Trade with China rising sharply

Trade with China rising sharply
Burmese Prime Minister General Thein Sein has said trade with China has risen by sixty percent over the last three years, despite a campaign of stringent trade sanctions against the Southeast Asian country led by the United States...

Chiang Mai – Burmese Prime Minister General Thein Sein has said trade with China has risen by sixty percent over the last three years, despite a campaign of stringent trade sanctions against the Southeast Asian country led by the United States.

For the 2007/2008 financial year, trade between China and Burma amounted to 2.4 billion dollars, accounting for almost 25 percent of Burma's total foreign trade. In 2005/2006, trade between China and Burma came to only 1.5 billion dollars.

Major Chinese investment is in the oil and gas, electricity, industrial and mining sectors.
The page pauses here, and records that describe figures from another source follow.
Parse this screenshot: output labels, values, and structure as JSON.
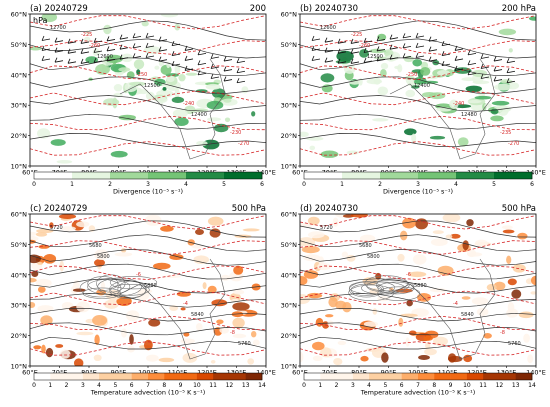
{
  "figure": {
    "panels": [
      {
        "tag": "(a) 20240729",
        "level": "200",
        "level_unit": "hPa",
        "field": "divergence",
        "colorbar": {
          "ticks": [
            "0",
            "1",
            "2",
            "3",
            "4",
            "5",
            "6"
          ],
          "label": "Divergence (10⁻⁵ s⁻¹)",
          "colors": [
            "#ffffff",
            "#e5f5e0",
            "#c7e9c0",
            "#a1d99b",
            "#74c476",
            "#41ab5d",
            "#238b45",
            "#006d2c"
          ]
        },
        "contour_labels": [
          "12700",
          "12600",
          "12500",
          "12400",
          "-270",
          "-260",
          "-250",
          "-240",
          "-230",
          "-225"
        ]
      },
      {
        "tag": "(b) 20240730",
        "level": "200 hPa",
        "level_unit": "",
        "field": "divergence",
        "colorbar": {
          "ticks": [
            "0",
            "1",
            "2",
            "3",
            "4",
            "5",
            "6"
          ],
          "label": "Divergence (10⁻⁵ s⁻¹)",
          "colors": [
            "#ffffff",
            "#e5f5e0",
            "#c7e9c0",
            "#a1d99b",
            "#74c476",
            "#41ab5d",
            "#238b45",
            "#006d2c"
          ]
        },
        "contour_labels": [
          "12600",
          "12500",
          "12400",
          "12480",
          "-270",
          "-260",
          "-250",
          "-240",
          "-235",
          "-225"
        ]
      },
      {
        "tag": "(c) 20240729",
        "level": "500 hPa",
        "level_unit": "",
        "field": "temperature_advection",
        "colorbar": {
          "ticks": [
            "0",
            "1",
            "2",
            "3",
            "4",
            "5",
            "6",
            "7",
            "8",
            "9",
            "10",
            "11",
            "12",
            "13",
            "14"
          ],
          "label": "Temperature advection (10⁻⁵ K s⁻¹)",
          "colors": [
            "#ffffff",
            "#fff5eb",
            "#fee6ce",
            "#fdd0a2",
            "#fdae6b",
            "#fd8d3c",
            "#f16913",
            "#d94801",
            "#a63603",
            "#7f2704"
          ]
        },
        "contour_labels": [
          "5720",
          "5800",
          "5880",
          "5840",
          "5760",
          "5680",
          "-6",
          "-4",
          "-8"
        ]
      },
      {
        "tag": "(d) 20240730",
        "level": "500 hPa",
        "level_unit": "",
        "field": "temperature_advection",
        "colorbar": {
          "ticks": [
            "0",
            "1",
            "2",
            "3",
            "4",
            "5",
            "6",
            "7",
            "8",
            "9",
            "10",
            "11",
            "12",
            "13",
            "14"
          ],
          "label": "Temperature advection (10⁻⁵ K s⁻¹)",
          "colors": [
            "#ffffff",
            "#fff5eb",
            "#fee6ce",
            "#fdd0a2",
            "#fdae6b",
            "#fd8d3c",
            "#f16913",
            "#d94801",
            "#a63603",
            "#7f2704"
          ]
        },
        "contour_labels": [
          "5720",
          "5800",
          "5880",
          "5840",
          "5760",
          "5680",
          "-6",
          "-4",
          "-8"
        ]
      }
    ],
    "lat_ticks": [
      "60°N",
      "50°N",
      "40°N",
      "30°N",
      "20°N",
      "10°N"
    ],
    "lon_ticks": [
      "60°E",
      "70°E",
      "80°E",
      "90°E",
      "100°E",
      "110°E",
      "120°E",
      "130°E",
      "140°E"
    ],
    "colors": {
      "geopotential_contour": "#333333",
      "temperature_contour": "#d62728",
      "wind_barb": "#111111",
      "coastline": "#555555",
      "frame": "#000000"
    }
  }
}
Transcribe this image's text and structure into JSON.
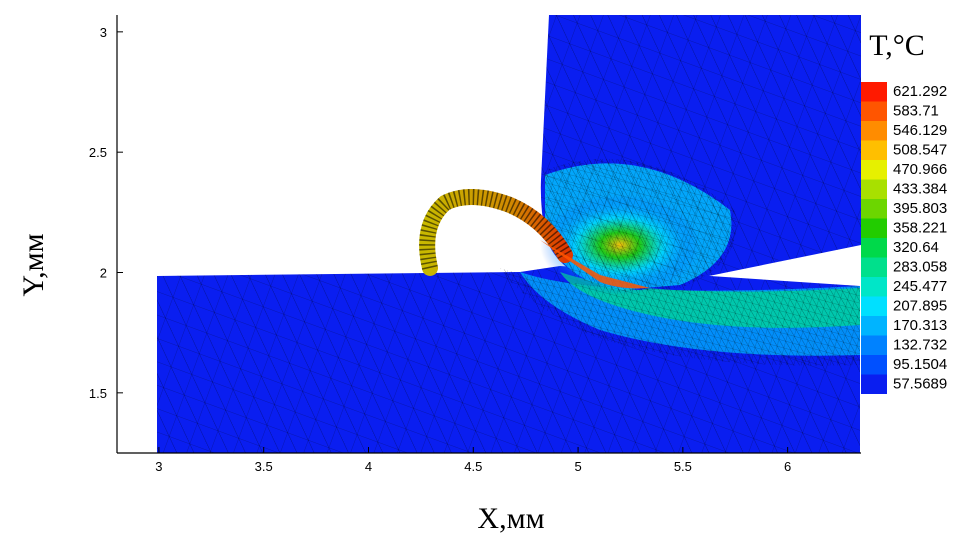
{
  "chart_data": {
    "type": "heatmap",
    "xlabel": "X,мм",
    "ylabel": "Y,мм",
    "xlim": [
      2.8,
      6.35
    ],
    "ylim": [
      1.25,
      3.07
    ],
    "x_ticks": [
      3,
      3.5,
      4,
      4.5,
      5,
      5.5,
      6
    ],
    "x_tick_labels": [
      "3",
      "3.5",
      "4",
      "4.5",
      "5",
      "5.5",
      "6"
    ],
    "y_ticks": [
      1.5,
      2,
      2.5,
      3
    ],
    "y_tick_labels": [
      "1.5",
      "2",
      "2.5",
      "3"
    ],
    "colorbar": {
      "title": "T,°C",
      "levels": [
        "621.292",
        "583.71",
        "546.129",
        "508.547",
        "470.966",
        "433.384",
        "395.803",
        "358.221",
        "320.64",
        "283.058",
        "245.477",
        "207.895",
        "170.313",
        "132.732",
        "95.1504",
        "57.5689"
      ],
      "colors": [
        "#ff1a00",
        "#ff5500",
        "#ff8c00",
        "#ffbf00",
        "#e6f000",
        "#a8e000",
        "#6cd600",
        "#22cc00",
        "#00d94a",
        "#00e08c",
        "#00e6c8",
        "#00e0ff",
        "#00b4ff",
        "#0082ff",
        "#0050ff",
        "#0a1ef0"
      ]
    },
    "grid": false
  }
}
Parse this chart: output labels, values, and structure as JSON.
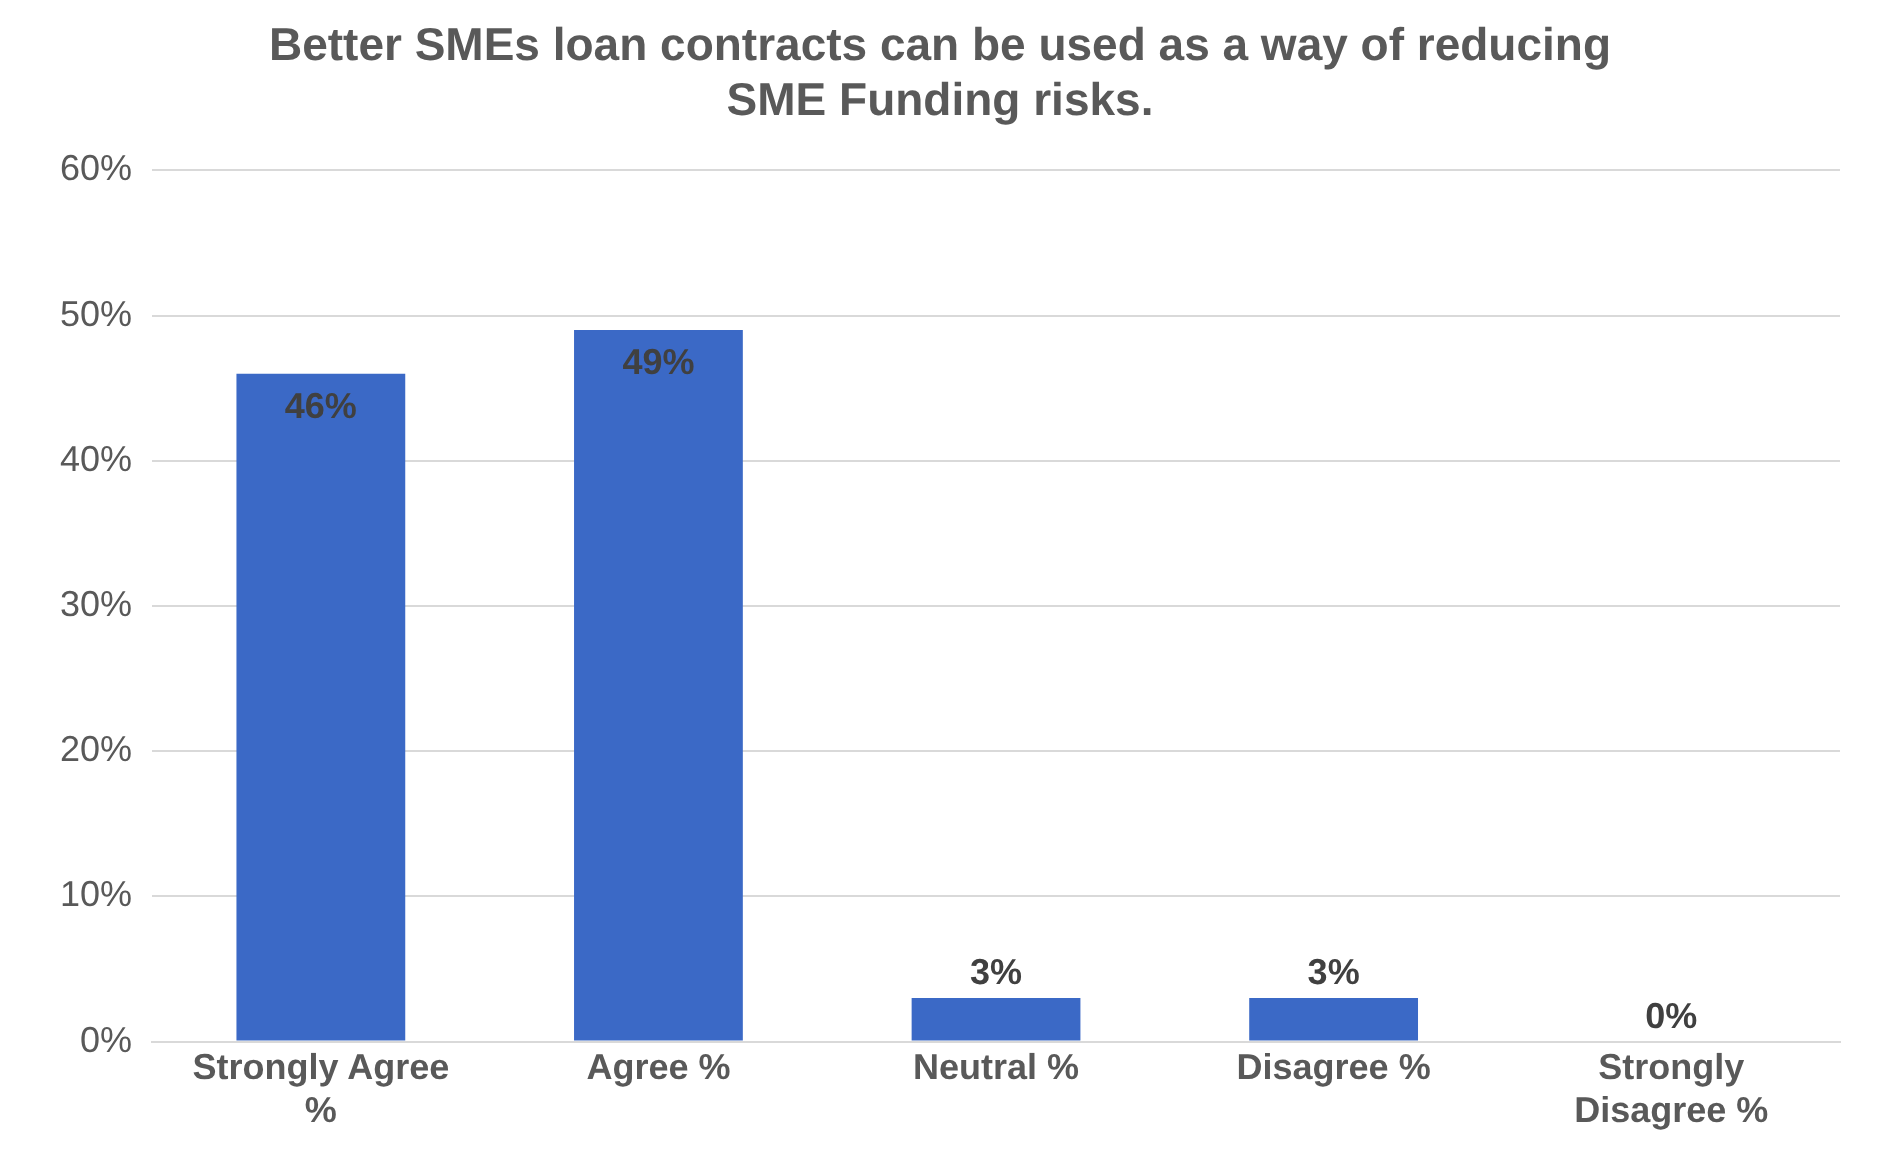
{
  "chart_data": {
    "type": "bar",
    "title": "Better SMEs loan contracts can be used as a way of reducing SME Funding risks.",
    "categories": [
      "Strongly Agree %",
      "Agree %",
      "Neutral %",
      "Disagree %",
      "Strongly Disagree %"
    ],
    "values": [
      46,
      49,
      3,
      3,
      0
    ],
    "value_labels": [
      "46%",
      "49%",
      "3%",
      "3%",
      "0%"
    ],
    "color": "#3b69c6",
    "ylim": [
      0,
      60
    ],
    "yticks": [
      {
        "value": 0,
        "label": "0%"
      },
      {
        "value": 10,
        "label": "10%"
      },
      {
        "value": 20,
        "label": "20%"
      },
      {
        "value": 30,
        "label": "30%"
      },
      {
        "value": 40,
        "label": "40%"
      },
      {
        "value": 50,
        "label": "50%"
      },
      {
        "value": 60,
        "label": "60%"
      }
    ],
    "grid": "y",
    "legend": false
  }
}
Thein Sein, speaking at the China-ASEAN Economic and Investment Meeting held in Nanning, China, on the 22nd of this month, further said that Chinese investment in Burma accounts for the fourth largest sum of investment in the country.

In the aftermath of the Burmese junta's brutal crackdown on monk-led protests against government policies in September of last year, in which at least 31 people were killed, Washington and the European Union each renewed wide ranging sanctions against Burma.

ASEAN countries, as a whole, are the biggest investors in Burma.